Charley touched him on the shoulder. “Jo—poor Jo, my friend!” he said. Jo raised his eyes, red with an unnatural fire, deep with gratitude.

“As I sit at my dinner, with the sun shining and the woods green and glad, and all the world gay, I have see what happened all over again. I have see his strong hands; his bad face laugh at my words; I have see him raise his riding-whip and cut me across the head. I have see him stagger and fall from the blows I give him with the knife—the knife which never was found—why, I not know, for I throw it on the ground beside him! There, as I sit in the open day, a thousand times I have see him shiver and fall, staring, staring at me as if he see a dreadful thing. Then I stand up again and strike at him—at his ghost!—as I did that day in the woods. Again I see him lie in his blood, straight and white—so large, so handsome, so still! I have shed tears—but what are tears! Blind with tears I have call out for the devils of hell to take me with them. I have call on God to give me death. I have prayed, and I have cursed. Twice I have travelled to the grave where he lies. I have knelt there and have beg him to tell the truth to God, and say that he torture me till I kill him. I have beg him to forgive me and to haunt me no more with his bad face. But never—never—never—have I one quiet hour until you come, M’sieu’; nor any joy in my heart till I tell you the black truth—M’sieu’! M’sieu!”

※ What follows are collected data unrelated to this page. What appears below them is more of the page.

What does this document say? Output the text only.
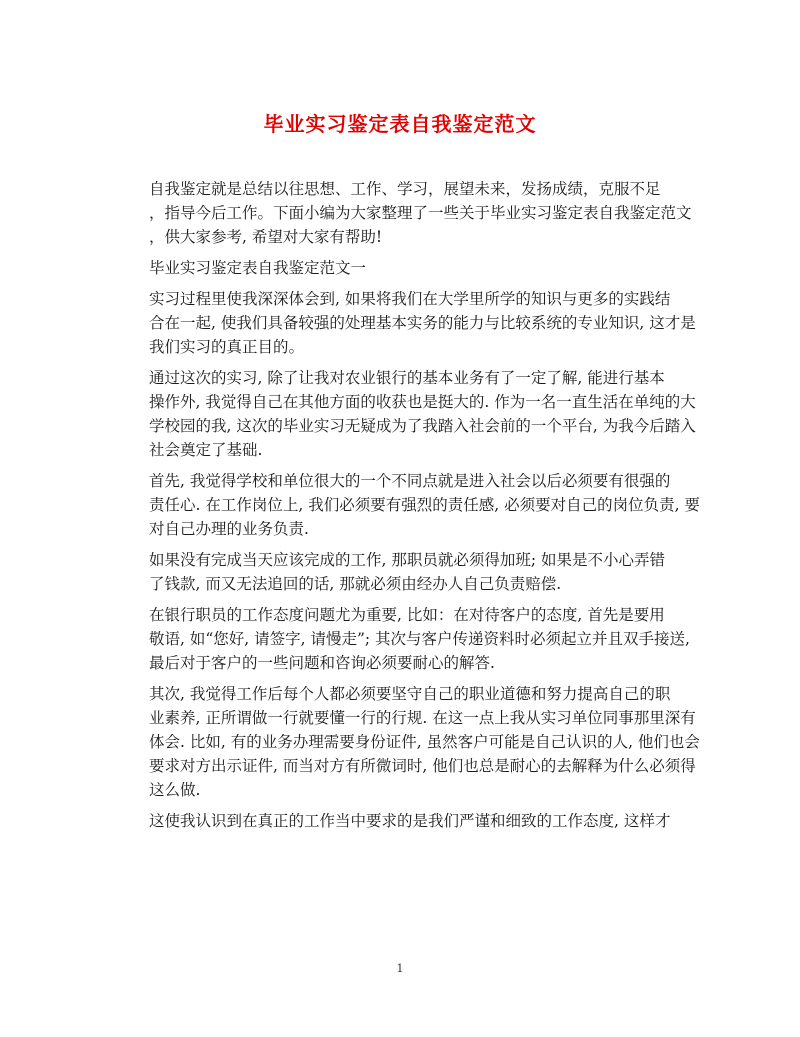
毕业实习鉴定表自我鉴定范文
自我鉴定就是总结以往思想、工作、学习，展望未来，发扬成绩，克服不足
，指导今后工作。下面小编为大家整理了一些关于毕业实习鉴定表自我鉴定范文
，供大家参考, 希望对大家有帮助!
毕业实习鉴定表自我鉴定范文一
实习过程里使我深深体会到, 如果将我们在大学里所学的知识与更多的实践结
合在一起, 使我们具备较强的处理基本实务的能力与比较系统的专业知识, 这才是
我们实习的真正目的。
通过这次的实习, 除了让我对农业银行的基本业务有了一定了解, 能进行基本
操作外, 我觉得自己在其他方面的收获也是挺大的. 作为一名一直生活在单纯的大
学校园的我, 这次的毕业实习无疑成为了我踏入社会前的一个平台, 为我今后踏入
社会奠定了基础.
首先, 我觉得学校和单位很大的一个不同点就是进入社会以后必须要有很强的
责任心. 在工作岗位上, 我们必须要有强烈的责任感, 必须要对自己的岗位负责, 要
对自己办理的业务负责.
如果没有完成当天应该完成的工作, 那职员就必须得加班; 如果是不小心弄错
了钱款, 而又无法追回的话, 那就必须由经办人自己负责赔偿.
在银行职员的工作态度问题尤为重要, 比如：在对待客户的态度, 首先是要用
敬语, 如“您好, 请签字, 请慢走”; 其次与客户传递资料时必须起立并且双手接送,
最后对于客户的一些问题和咨询必须要耐心的解答.
其次, 我觉得工作后每个人都必须要坚守自己的职业道德和努力提高自己的职
业素养, 正所谓做一行就要懂一行的行规. 在这一点上我从实习单位同事那里深有
体会. 比如, 有的业务办理需要身份证件, 虽然客户可能是自己认识的人, 他们也会
要求对方出示证件, 而当对方有所微词时, 他们也总是耐心的去解释为什么必须得
这么做.
这使我认识到在真正的工作当中要求的是我们严谨和细致的工作态度, 这样才
1
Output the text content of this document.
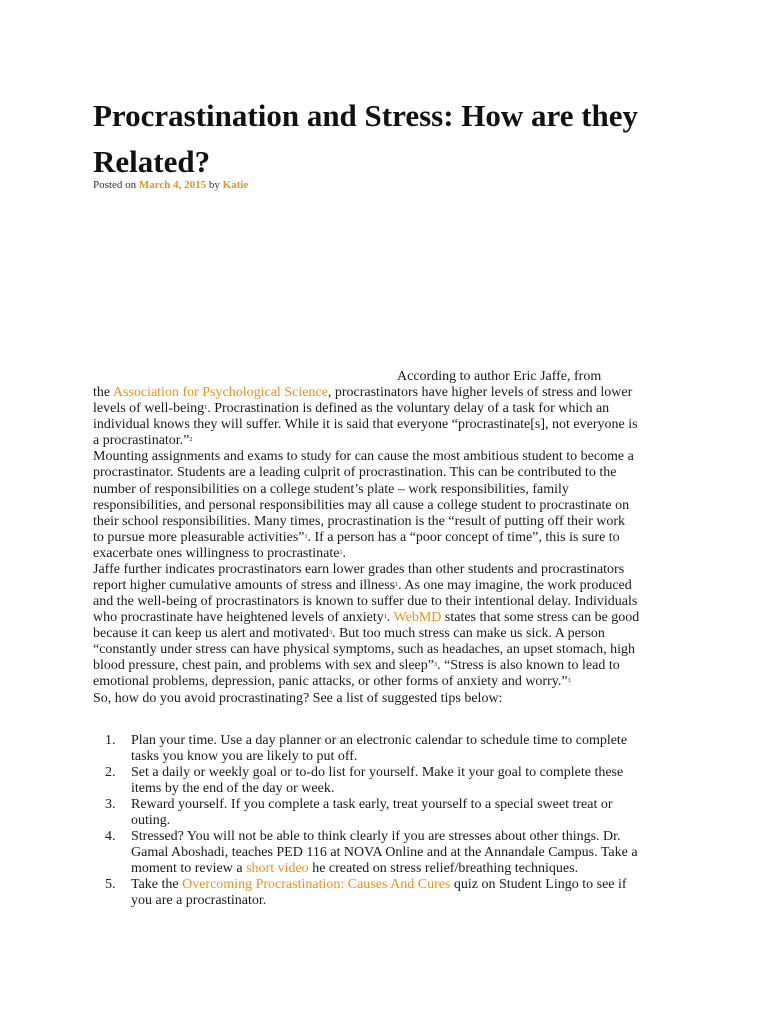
Procrastination and Stress: How are they Related?
Posted on March 4, 2015 by Katie
According to author Eric Jaffe, from
the Association for Psychological Science, procrastinators have higher levels of stress and lower
levels of well-being$^1$. Procrastination is defined as the voluntary delay of a task for which an
individual knows they will suffer. While it is said that everyone “procrastinate[s], not everyone is
a procrastinator.”$^2$
Mounting assignments and exams to study for can cause the most ambitious student to become a
procrastinator. Students are a leading culprit of procrastination. This can be contributed to the
number of responsibilities on a college student’s plate – work responsibilities, family
responsibilities, and personal responsibilities may all cause a college student to procrastinate on
their school responsibilities. Many times, procrastination is the “result of putting off their work
to pursue more pleasurable activities”$^1$. If a person has a “poor concept of time”, this is sure to
exacerbate ones willingness to procrastinate$^1$.
Jaffe further indicates procrastinators earn lower grades than other students and procrastinators
report higher cumulative amounts of stress and illness$^1$. As one may imagine, the work produced
and the well-being of procrastinators is known to suffer due to their intentional delay. Individuals
who procrastinate have heightened levels of anxiety$^1$. WebMD states that some stress can be good
because it can keep us alert and motivated$^3$. But too much stress can make us sick. A person
“constantly under stress can have physical symptoms, such as headaches, an upset stomach, high
blood pressure, chest pain, and problems with sex and sleep”$^3$. “Stress is also known to lead to
emotional problems, depression, panic attacks, or other forms of anxiety and worry.”$^3$
So, how do you avoid procrastinating? See a list of suggested tips below:
1. Plan your time. Use a day planner or an electronic calendar to schedule time to complete
tasks you know you are likely to put off.
2. Set a daily or weekly goal or to-do list for yourself. Make it your goal to complete these
items by the end of the day or week.
3. Reward yourself. If you complete a task early, treat yourself to a special sweet treat or
outing.
4. Stressed? You will not be able to think clearly if you are stresses about other things. Dr.
Gamal Aboshadi, teaches PED 116 at NOVA Online and at the Annandale Campus. Take a
moment to review a short video he created on stress relief/breathing techniques.
5. Take the Overcoming Procrastination: Causes And Cures quiz on Student Lingo to see if
you are a procrastinator.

He buried his face between Charley’s feet, and held them with his hands.

Charley laid a hand on the shaggy head as though it were that of a child. “Be still—be still, Jo,” he said gently.

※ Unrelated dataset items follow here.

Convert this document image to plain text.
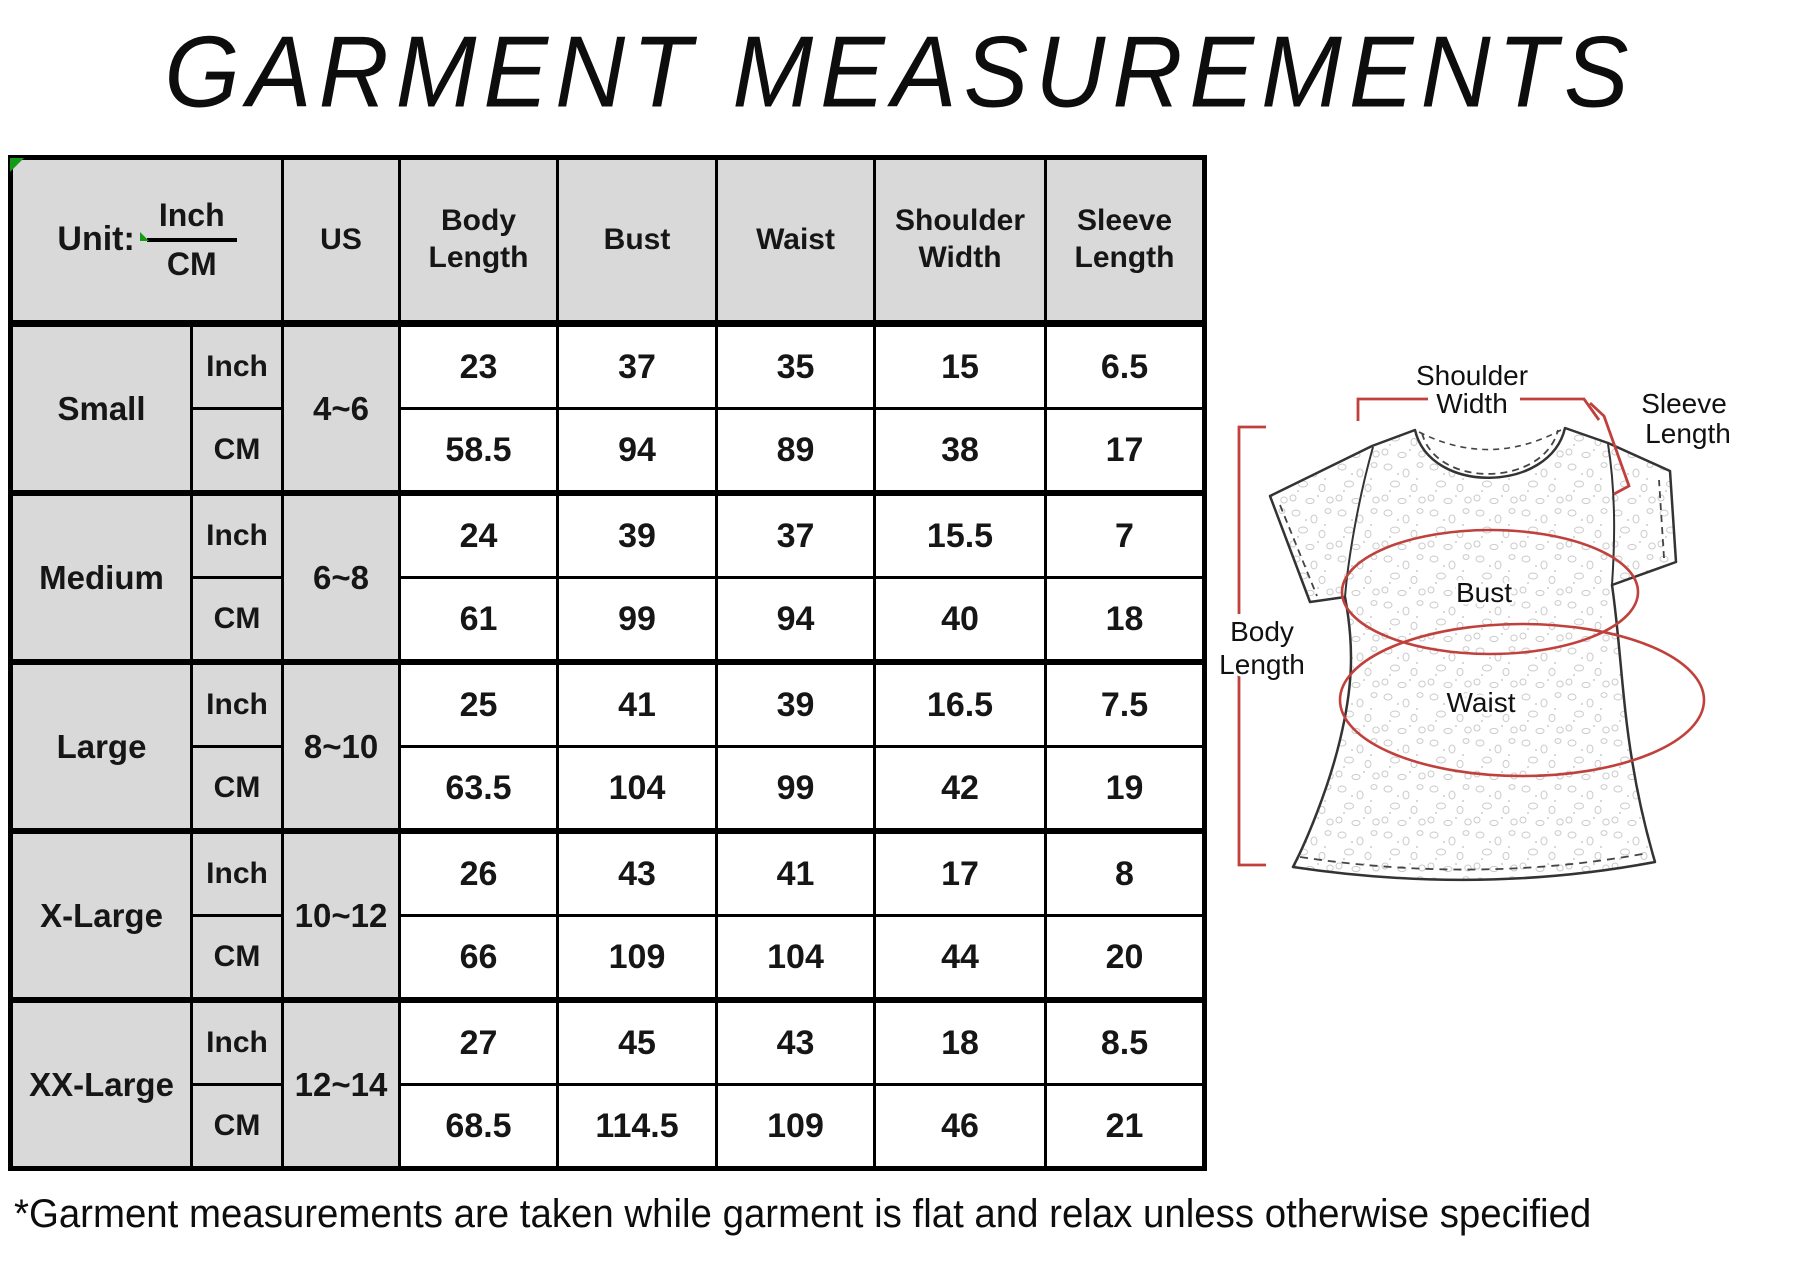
GARMENT MEASUREMENTS
Unit: $\frac{\text{Inch}}{CM}$		US	Body Length	Bust	Waist	Shoulder Width	Sleeve Length
Small	Inch	4~6	23	37	35	15	6.5
	CM		58.5	94	89	38	17
Medium	Inch	6~8	24	39	37	15.5	7
	CM		61	99	94	40	18
Large	Inch	8~10	25	41	39	16.5	7.5
	CM		63.5	104	99	42	19
X-Large	Inch	10~12	26	43	41	17	8
	CM		66	109	104	44	20
XX-Large	Inch	12~14	27	45	43	18	8.5
	CM		68.5	114.5	109	46	21
Shoulder
Width	Sleeve
Length
Body
Length
Bust
Waist
*Garment measurements are taken while garment is flat and relax unless otherwise specified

Since that night of St. Jean Baptiste’s festival, no word of the past, of the time when Charley turned aside the revanche of justice from a man called Joseph Nadeau, had been spoken between them. Out of the delirium of his drunken trance had come Charley’s recognition of the man he knew now as Jo Portugais. But the recognition had been sent again into the obscurity whence it came, and had not been mentioned since. To outward seeming they had gone on as before. As Charley saw the knotted brows, the staring eyes, the clinched hands, the figure of the woodsman rigid in its agony of remorse, he said to himself: “What right had I to save this man’s life? To have paid for his crime would have been easier for him. I knew he was guilty. Perhaps it was my duty to see that every condition, to the last shade of the law, was satisfied, but was it justice to the poor devil himself? There he sits with a load on him that weighs him down every hour of his life. I called him back; I gave him life; but I gave him memory and remorse, and the ghosts that haunt him: the voice in his ear, the touch on his arm, the some one that is ‘waiting—waiting—waiting!’ That is what I did, and that is what the brother of the Cure did for me. He drew me back. He knew I was a drunkard, but he drew me back. I might have been a murderer like Portugais. The world says I was a thief, and a thief I am until I prove to the world I am innocent—and wreck three lives! How much of Jo’s guilt is guilt? How much remorse should a man suffer to pay the debt of a life? If the law is an eye for an eye and a tooth for a tooth, how much hourly remorse and torture, such as Jo’s, should balance the eye or the tooth or the life? I wonder, now!”

He leaned over, and, helping Jo to his feet, gently forced him down upon a bench near. “All right, Jo, my friend,” he said. “I understand. We’ll drink the gall together.”

They sat and looked at each other in silence.

At length Charley leaned over and touched Jo on the shoulder.

“Why did you want to save yourself?” he said.

At that instant there was a knock at the door, and a voice said: “Monsieur!—Monsieur!”